Over your career, what have you witnessed with respect to the evolution of state estimation?
State estimation systems have become smaller, more ubiquitous, and have integrated new sensors. Much of this was driven by GPS. Before GPS, state estimation systems were often built around large, expensive sensors, and found application in large, expensive vehicles, such as aircraft and spacecraft. GPS provided a small and cheap system which enabled localization almost anywhere on the planet. This opened the door for use in new markets such as automobiles, personal navigation, and robotics. Along with proliferation of small consumer electronics — namely smartphones — this has driven miniaturization of other sensor technologies as well, such as inertial measurement units (IMU) to estimate orientation in addition to position.
GPS does not solve every navigation problem, though. As new capabilities developed in new markets, it started to become apparent that while GPS had helped to enable these developments, it was also limiting them. For instance, GPS does not work well where there is no clear view of the sky, and GPS service can be denied by sophisticated signal blocking techniques. This has driven a surge in development of GPS-denied navigation research. The new research focuses on fusion of information from many information sources, including sensors such as cameras, which had not traditionally been widely applied in navigation.
In a high-growth environment such as Shield AI, how is state estimation thought of differently?
There are two primary differences. First, in an environment like Shield AI, on an entrepreneurial team working on a new product, every state estimation engineer works on every part of the problem end-to-end, from choosing which sensors will go on the product to implementing algorithms to flight testing. In a larger company, an engineer will often focus on one thing — a particular sensor or a particular algorithm — for a large part of their career.

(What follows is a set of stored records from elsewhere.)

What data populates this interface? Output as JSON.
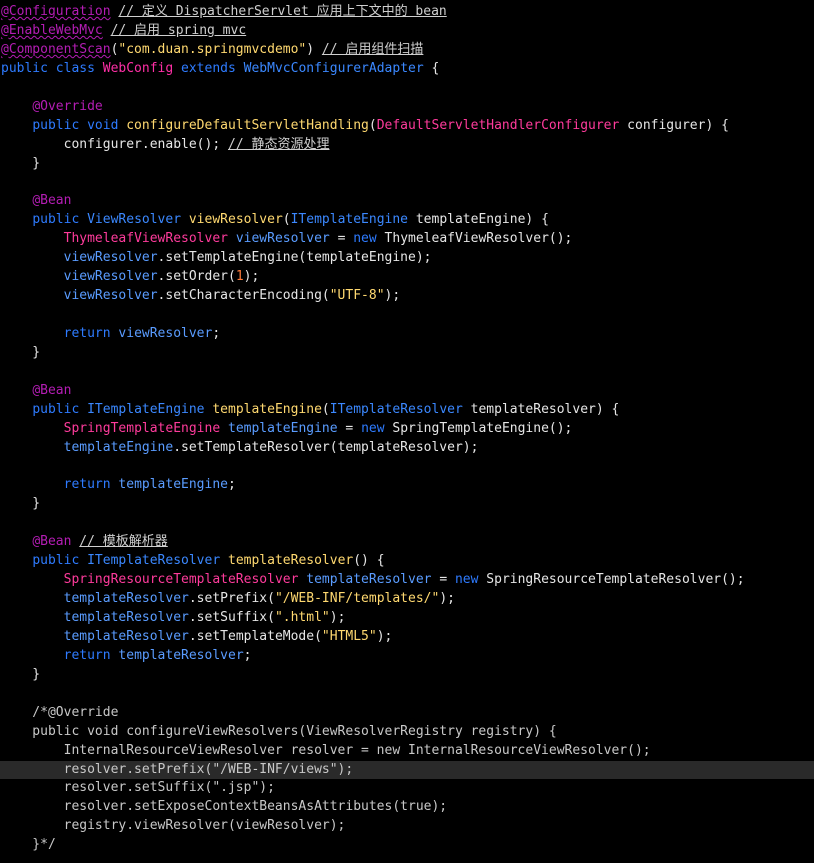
{
  "editor": {
    "lines": [
      [
        {
          "c": "ann-u",
          "t": "@Configuration"
        },
        {
          "c": "plain",
          "t": " "
        },
        {
          "c": "cm-u",
          "t": "// 定义 DispatcherServlet 应用上下文中的 bean"
        }
      ],
      [
        {
          "c": "ann-u",
          "t": "@EnableWebMvc"
        },
        {
          "c": "plain",
          "t": " "
        },
        {
          "c": "cm-u",
          "t": "// 启用 spring mvc"
        }
      ],
      [
        {
          "c": "ann-u",
          "t": "@ComponentScan"
        },
        {
          "c": "punct",
          "t": "("
        },
        {
          "c": "str",
          "t": "\"com.duan.springmvcdemo\""
        },
        {
          "c": "punct",
          "t": ")"
        },
        {
          "c": "plain",
          "t": " "
        },
        {
          "c": "cm-u",
          "t": "// 启用组件扫描"
        }
      ],
      [
        {
          "c": "kw",
          "t": "public class "
        },
        {
          "c": "type-def",
          "t": "WebConfig"
        },
        {
          "c": "kw",
          "t": " extends "
        },
        {
          "c": "typ",
          "t": "WebMvcConfigurerAdapter"
        },
        {
          "c": "punct",
          "t": " {"
        }
      ],
      [],
      [
        {
          "c": "plain",
          "t": "    "
        },
        {
          "c": "ann",
          "t": "@Override"
        }
      ],
      [
        {
          "c": "plain",
          "t": "    "
        },
        {
          "c": "kw",
          "t": "public void "
        },
        {
          "c": "method",
          "t": "configureDefaultServletHandling"
        },
        {
          "c": "punct",
          "t": "("
        },
        {
          "c": "cls",
          "t": "DefaultServletHandlerConfigurer"
        },
        {
          "c": "param",
          "t": " configurer"
        },
        {
          "c": "punct",
          "t": ") {"
        }
      ],
      [
        {
          "c": "plain",
          "t": "        configurer"
        },
        {
          "c": "punct",
          "t": "."
        },
        {
          "c": "plain",
          "t": "enable(); "
        },
        {
          "c": "cm-u",
          "t": "// 静态资源处理"
        }
      ],
      [
        {
          "c": "plain",
          "t": "    }"
        }
      ],
      [],
      [
        {
          "c": "plain",
          "t": "    "
        },
        {
          "c": "ann",
          "t": "@Bean"
        }
      ],
      [
        {
          "c": "plain",
          "t": "    "
        },
        {
          "c": "kw",
          "t": "public "
        },
        {
          "c": "typ",
          "t": "ViewResolver"
        },
        {
          "c": "plain",
          "t": " "
        },
        {
          "c": "method",
          "t": "viewResolver"
        },
        {
          "c": "punct",
          "t": "("
        },
        {
          "c": "typ",
          "t": "ITemplateEngine"
        },
        {
          "c": "param",
          "t": " templateEngine"
        },
        {
          "c": "punct",
          "t": ") {"
        }
      ],
      [
        {
          "c": "plain",
          "t": "        "
        },
        {
          "c": "cls",
          "t": "ThymeleafViewResolver"
        },
        {
          "c": "field",
          "t": " viewResolver"
        },
        {
          "c": "plain",
          "t": " = "
        },
        {
          "c": "kw",
          "t": "new"
        },
        {
          "c": "plain",
          "t": " ThymeleafViewResolver();"
        }
      ],
      [
        {
          "c": "plain",
          "t": "        "
        },
        {
          "c": "field",
          "t": "viewResolver"
        },
        {
          "c": "plain",
          "t": ".setTemplateEngine(templateEngine);"
        }
      ],
      [
        {
          "c": "plain",
          "t": "        "
        },
        {
          "c": "field",
          "t": "viewResolver"
        },
        {
          "c": "plain",
          "t": ".setOrder("
        },
        {
          "c": "num",
          "t": "1"
        },
        {
          "c": "plain",
          "t": ");"
        }
      ],
      [
        {
          "c": "plain",
          "t": "        "
        },
        {
          "c": "field",
          "t": "viewResolver"
        },
        {
          "c": "plain",
          "t": ".setCharacterEncoding("
        },
        {
          "c": "str",
          "t": "\"UTF-8\""
        },
        {
          "c": "plain",
          "t": ");"
        }
      ],
      [],
      [
        {
          "c": "plain",
          "t": "        "
        },
        {
          "c": "kw",
          "t": "return"
        },
        {
          "c": "field",
          "t": " viewResolver"
        },
        {
          "c": "plain",
          "t": ";"
        }
      ],
      [
        {
          "c": "plain",
          "t": "    }"
        }
      ],
      [],
      [
        {
          "c": "plain",
          "t": "    "
        },
        {
          "c": "ann",
          "t": "@Bean"
        }
      ],
      [
        {
          "c": "plain",
          "t": "    "
        },
        {
          "c": "kw",
          "t": "public "
        },
        {
          "c": "typ",
          "t": "ITemplateEngine"
        },
        {
          "c": "plain",
          "t": " "
        },
        {
          "c": "method",
          "t": "templateEngine"
        },
        {
          "c": "punct",
          "t": "("
        },
        {
          "c": "typ",
          "t": "ITemplateResolver"
        },
        {
          "c": "param",
          "t": " templateResolver"
        },
        {
          "c": "punct",
          "t": ") {"
        }
      ],
      [
        {
          "c": "plain",
          "t": "        "
        },
        {
          "c": "cls",
          "t": "SpringTemplateEngine"
        },
        {
          "c": "field",
          "t": " templateEngine"
        },
        {
          "c": "plain",
          "t": " = "
        },
        {
          "c": "kw",
          "t": "new"
        },
        {
          "c": "plain",
          "t": " SpringTemplateEngine();"
        }
      ],
      [
        {
          "c": "plain",
          "t": "        "
        },
        {
          "c": "field",
          "t": "templateEngine"
        },
        {
          "c": "plain",
          "t": ".setTemplateResolver(templateResolver);"
        }
      ],
      [],
      [
        {
          "c": "plain",
          "t": "        "
        },
        {
          "c": "kw",
          "t": "return"
        },
        {
          "c": "field",
          "t": " templateEngine"
        },
        {
          "c": "plain",
          "t": ";"
        }
      ],
      [
        {
          "c": "plain",
          "t": "    }"
        }
      ],
      [],
      [
        {
          "c": "plain",
          "t": "    "
        },
        {
          "c": "ann",
          "t": "@Bean"
        },
        {
          "c": "plain",
          "t": " "
        },
        {
          "c": "cm-u",
          "t": "// 模板解析器"
        }
      ],
      [
        {
          "c": "plain",
          "t": "    "
        },
        {
          "c": "kw",
          "t": "public "
        },
        {
          "c": "typ",
          "t": "ITemplateResolver"
        },
        {
          "c": "plain",
          "t": " "
        },
        {
          "c": "method",
          "t": "templateResolver"
        },
        {
          "c": "punct",
          "t": "() {"
        }
      ],
      [
        {
          "c": "plain",
          "t": "        "
        },
        {
          "c": "cls",
          "t": "SpringResourceTemplateResolver"
        },
        {
          "c": "field",
          "t": " templateResolver"
        },
        {
          "c": "plain",
          "t": " = "
        },
        {
          "c": "kw",
          "t": "new"
        },
        {
          "c": "plain",
          "t": " SpringResourceTemplateResolver();"
        }
      ],
      [
        {
          "c": "plain",
          "t": "        "
        },
        {
          "c": "field",
          "t": "templateResolver"
        },
        {
          "c": "plain",
          "t": ".setPrefix("
        },
        {
          "c": "str",
          "t": "\"/WEB-INF/templates/\""
        },
        {
          "c": "plain",
          "t": ");"
        }
      ],
      [
        {
          "c": "plain",
          "t": "        "
        },
        {
          "c": "field",
          "t": "templateResolver"
        },
        {
          "c": "plain",
          "t": ".setSuffix("
        },
        {
          "c": "str",
          "t": "\".html\""
        },
        {
          "c": "plain",
          "t": ");"
        }
      ],
      [
        {
          "c": "plain",
          "t": "        "
        },
        {
          "c": "field",
          "t": "templateResolver"
        },
        {
          "c": "plain",
          "t": ".setTemplateMode("
        },
        {
          "c": "str",
          "t": "\"HTML5\""
        },
        {
          "c": "plain",
          "t": ");"
        }
      ],
      [
        {
          "c": "plain",
          "t": "        "
        },
        {
          "c": "kw",
          "t": "return"
        },
        {
          "c": "field",
          "t": " templateResolver"
        },
        {
          "c": "plain",
          "t": ";"
        }
      ],
      [
        {
          "c": "plain",
          "t": "    }"
        }
      ],
      [],
      [
        {
          "c": "dim",
          "t": "    /*@Override"
        }
      ],
      [
        {
          "c": "dim",
          "t": "    public void configureViewResolvers(ViewResolverRegistry registry) {"
        }
      ],
      [
        {
          "c": "dim",
          "t": "        InternalResourceViewResolver resolver = new InternalResourceViewResolver();"
        }
      ],
      [
        {
          "c": "dim",
          "t": "        resolver.setPrefix(\"/WEB-INF/views\");"
        }
      ],
      [
        {
          "c": "dim",
          "t": "        resolver.setSuffix(\".jsp\");"
        }
      ],
      [
        {
          "c": "dim",
          "t": "        resolver.setExposeContextBeansAsAttributes(true);"
        }
      ],
      [
        {
          "c": "dim",
          "t": "        registry.viewResolver(viewResolver);"
        }
      ],
      [
        {
          "c": "dim",
          "t": "    }*/"
        }
      ]
    ],
    "current_line_index": 40
  }
}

Second, development at a company like Shield AI is extremely mission-driven. For instance, in a larger company, my objective might be to create a report describing a new algorithm that we are considering using. If I discover that there is a flight condition that the algorithm can’t handle, I’ll include a section in the report describing it. At Shield AI, if I discover an unhandled flight condition, I’ll collaborate with the state estimation team and we’ll dive into the problem immediately until we understand and solve it. This kind of personal investment in a mission that we all care about is very rewarding.
How is state estimation different in GPS-denied environments? How does this relate to Nova which is designed to operate indoors?

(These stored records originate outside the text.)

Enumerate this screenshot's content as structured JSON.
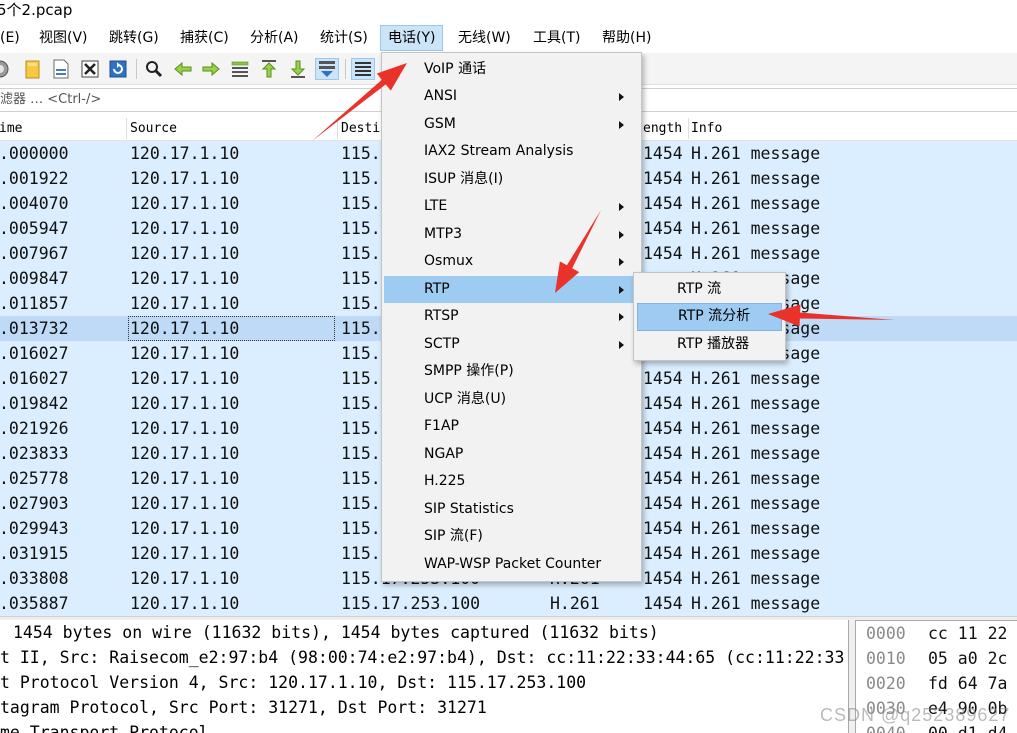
{
  "window": {
    "title": "5个2.pcap"
  },
  "menubar": {
    "edit": "(E)",
    "view": "视图(V)",
    "go": "跳转(G)",
    "capture": "捕获(C)",
    "analyze": "分析(A)",
    "statistics": "统计(S)",
    "telephony": "电话(Y)",
    "wireless": "无线(W)",
    "tools": "工具(T)",
    "help": "帮助(H)"
  },
  "toolbar": {
    "icons": [
      "capture-options-icon",
      "open-file-icon",
      "save-file-icon",
      "close-file-icon",
      "reload-icon",
      "find-packet-icon",
      "go-back-icon",
      "go-forward-icon",
      "go-to-packet-icon",
      "first-packet-icon",
      "last-packet-icon",
      "autoscroll-icon",
      "colorize-icon"
    ]
  },
  "filter": {
    "text": "滤器 … <Ctrl-/>"
  },
  "packet_list": {
    "columns": {
      "time": "ime",
      "source": "Source",
      "destination": "Desti",
      "length": "ength",
      "info": "Info"
    },
    "selected_index": 7,
    "rows": [
      {
        "time": ".000000",
        "source": "120.17.1.10",
        "destination": "115.",
        "protocol": "",
        "length": "1454",
        "info": "H.261 message"
      },
      {
        "time": ".001922",
        "source": "120.17.1.10",
        "destination": "115.",
        "protocol": "",
        "length": "1454",
        "info": "H.261 message"
      },
      {
        "time": ".004070",
        "source": "120.17.1.10",
        "destination": "115.",
        "protocol": "",
        "length": "1454",
        "info": "H.261 message"
      },
      {
        "time": ".005947",
        "source": "120.17.1.10",
        "destination": "115.",
        "protocol": "",
        "length": "1454",
        "info": "H.261 message"
      },
      {
        "time": ".007967",
        "source": "120.17.1.10",
        "destination": "115.",
        "protocol": "",
        "length": "1454",
        "info": "H.261 message"
      },
      {
        "time": ".009847",
        "source": "120.17.1.10",
        "destination": "115.",
        "protocol": "",
        "length": "",
        "info": "H.261 message"
      },
      {
        "time": ".011857",
        "source": "120.17.1.10",
        "destination": "115.",
        "protocol": "",
        "length": "",
        "info": "H.261 message"
      },
      {
        "time": ".013732",
        "source": "120.17.1.10",
        "destination": "115.",
        "protocol": "",
        "length": "",
        "info": "H.261 message"
      },
      {
        "time": ".016027",
        "source": "120.17.1.10",
        "destination": "115.",
        "protocol": "",
        "length": "",
        "info": "H.261 message"
      },
      {
        "time": ".016027",
        "source": "120.17.1.10",
        "destination": "115.",
        "protocol": "",
        "length": "1454",
        "info": "H.261 message"
      },
      {
        "time": ".019842",
        "source": "120.17.1.10",
        "destination": "115.",
        "protocol": "",
        "length": "1454",
        "info": "H.261 message"
      },
      {
        "time": ".021926",
        "source": "120.17.1.10",
        "destination": "115.",
        "protocol": "",
        "length": "1454",
        "info": "H.261 message"
      },
      {
        "time": ".023833",
        "source": "120.17.1.10",
        "destination": "115.",
        "protocol": "",
        "length": "1454",
        "info": "H.261 message"
      },
      {
        "time": ".025778",
        "source": "120.17.1.10",
        "destination": "115.",
        "protocol": "",
        "length": "1454",
        "info": "H.261 message"
      },
      {
        "time": ".027903",
        "source": "120.17.1.10",
        "destination": "115.",
        "protocol": "",
        "length": "1454",
        "info": "H.261 message"
      },
      {
        "time": ".029943",
        "source": "120.17.1.10",
        "destination": "115.",
        "protocol": "",
        "length": "1454",
        "info": "H.261 message"
      },
      {
        "time": ".031915",
        "source": "120.17.1.10",
        "destination": "115.",
        "protocol": "",
        "length": "1454",
        "info": "H.261 message"
      },
      {
        "time": ".033808",
        "source": "120.17.1.10",
        "destination": "115.17.253.100",
        "protocol": "H.261",
        "length": "1454",
        "info": "H.261 message"
      },
      {
        "time": ".035887",
        "source": "120.17.1.10",
        "destination": "115.17.253.100",
        "protocol": "H.261",
        "length": "1454",
        "info": "H.261 message"
      }
    ]
  },
  "details": {
    "lines": [
      "1454 bytes on wire (11632 bits), 1454 bytes captured (11632 bits)",
      "t II, Src: Raisecom_e2:97:b4 (98:00:74:e2:97:b4), Dst: cc:11:22:33:44:65 (cc:11:22:33:",
      "t Protocol Version 4, Src: 120.17.1.10, Dst: 115.17.253.100",
      "tagram Protocol, Src Port: 31271, Dst Port: 31271",
      "me Transport Protocol"
    ]
  },
  "hex": {
    "rows": [
      {
        "offset": "0000",
        "bytes": "cc 11 22"
      },
      {
        "offset": "0010",
        "bytes": "05 a0 2c"
      },
      {
        "offset": "0020",
        "bytes": "fd 64 7a"
      },
      {
        "offset": "0030",
        "bytes": "e4 90 0b"
      },
      {
        "offset": "0040",
        "bytes": "00 d1 d4"
      }
    ]
  },
  "telephony_menu": {
    "highlighted_index": 8,
    "items": [
      {
        "label": "VoIP 通话",
        "submenu": false
      },
      {
        "label": "ANSI",
        "submenu": true
      },
      {
        "label": "GSM",
        "submenu": true
      },
      {
        "label": "IAX2 Stream Analysis",
        "submenu": false
      },
      {
        "label": "ISUP 消息(I)",
        "submenu": false
      },
      {
        "label": "LTE",
        "submenu": true
      },
      {
        "label": "MTP3",
        "submenu": true
      },
      {
        "label": "Osmux",
        "submenu": true
      },
      {
        "label": "RTP",
        "submenu": true
      },
      {
        "label": "RTSP",
        "submenu": true
      },
      {
        "label": "SCTP",
        "submenu": true
      },
      {
        "label": "SMPP 操作(P)",
        "submenu": false
      },
      {
        "label": "UCP 消息(U)",
        "submenu": false
      },
      {
        "label": "F1AP",
        "submenu": false
      },
      {
        "label": "NGAP",
        "submenu": false
      },
      {
        "label": "H.225",
        "submenu": false
      },
      {
        "label": "SIP Statistics",
        "submenu": false
      },
      {
        "label": "SIP 流(F)",
        "submenu": false
      },
      {
        "label": "WAP-WSP Packet Counter",
        "submenu": false
      }
    ]
  },
  "rtp_submenu": {
    "highlighted_index": 1,
    "items": [
      "RTP 流",
      "RTP 流分析",
      "RTP 播放器"
    ]
  },
  "watermark": "CSDN @q252389627",
  "colors": {
    "row_bg": "#daeeff",
    "selected_row_bg": "#bfdaf6",
    "menu_highlight": "#9dcbf1",
    "menubar_active": "#cce4f7",
    "annotation_arrow": "#e8322a"
  }
}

Navigation with GPS is well established. To be clear, the science and engineering behind GPS is very complicated and impressive, but building a navigation system using GPS is relatively straightforward. Integration with an inertial measurement unit (IMU) is generally required in order to estimate orientation, but this process is well understood. Since GPS measures position directly, as long as GPS signal is available, our position accuracy, which is usually a primary consideration when designing a state estimation system, will never be worse than the accuracy of GPS.
In GPS-denied environments, by contrast, we need to incorporate other sensors to help observe position. In some instances, this can be done by simply modifying the operational environment to include radio beacons or fiducials (visual reference points at known locations). Adding these beacons to the environment would enable us to measure position. However, Shield AI’s robots fly in previously unseen environments. Our robots thus have a suite of different sensors, including cameras, 3D cameras, and LIDARs, that are used to support navigation.
The processing required to extract useful information for navigation is different for each sensor, but is conceptually similar. We can understand the basic idea by considering visual navigation, which entails the use of cameras for state estimation. Imagine you are driving on the highway, looking out the window. If you didn’t already know what direction you were travelling, you could look through the window at the scenery flying by and figure it out. In visual navigation, we would do this by pointing a digital camera out the window to collect video while driving. We would then analyze two successive images captured by the video to observe how the scenery changed, which tells us something about how the camera has moved in the time between the two images. For instance, if you observed that the scenery moved slightly to the right, this implies that the camera — and therefore your vehicle — has moved to the left in the camera’s reference frame. This is the basic idea behind visual navigation.
Other variables also would need to be taken into account. In particular, the above example considered only translational motion — the motion by which an object shifts from one point in space to another. The same shift in scenery between the two images could also be created through rotational motion if the camera was sitting still and rotating to its left. Therefore, visual navigation algorithms must differentiate between rotational and translational motion and also handle challenges such as image blur due to motion and challenging lighting conditions.
If we look at each pair of successive images in our video, we can add up all of the motion estimates between them to get an estimate of the current position. However, each of these estimates has some small error. The more estimates we add (i.e. the longer the video), the larger the error gets. We refer to this concept as position estimation drift.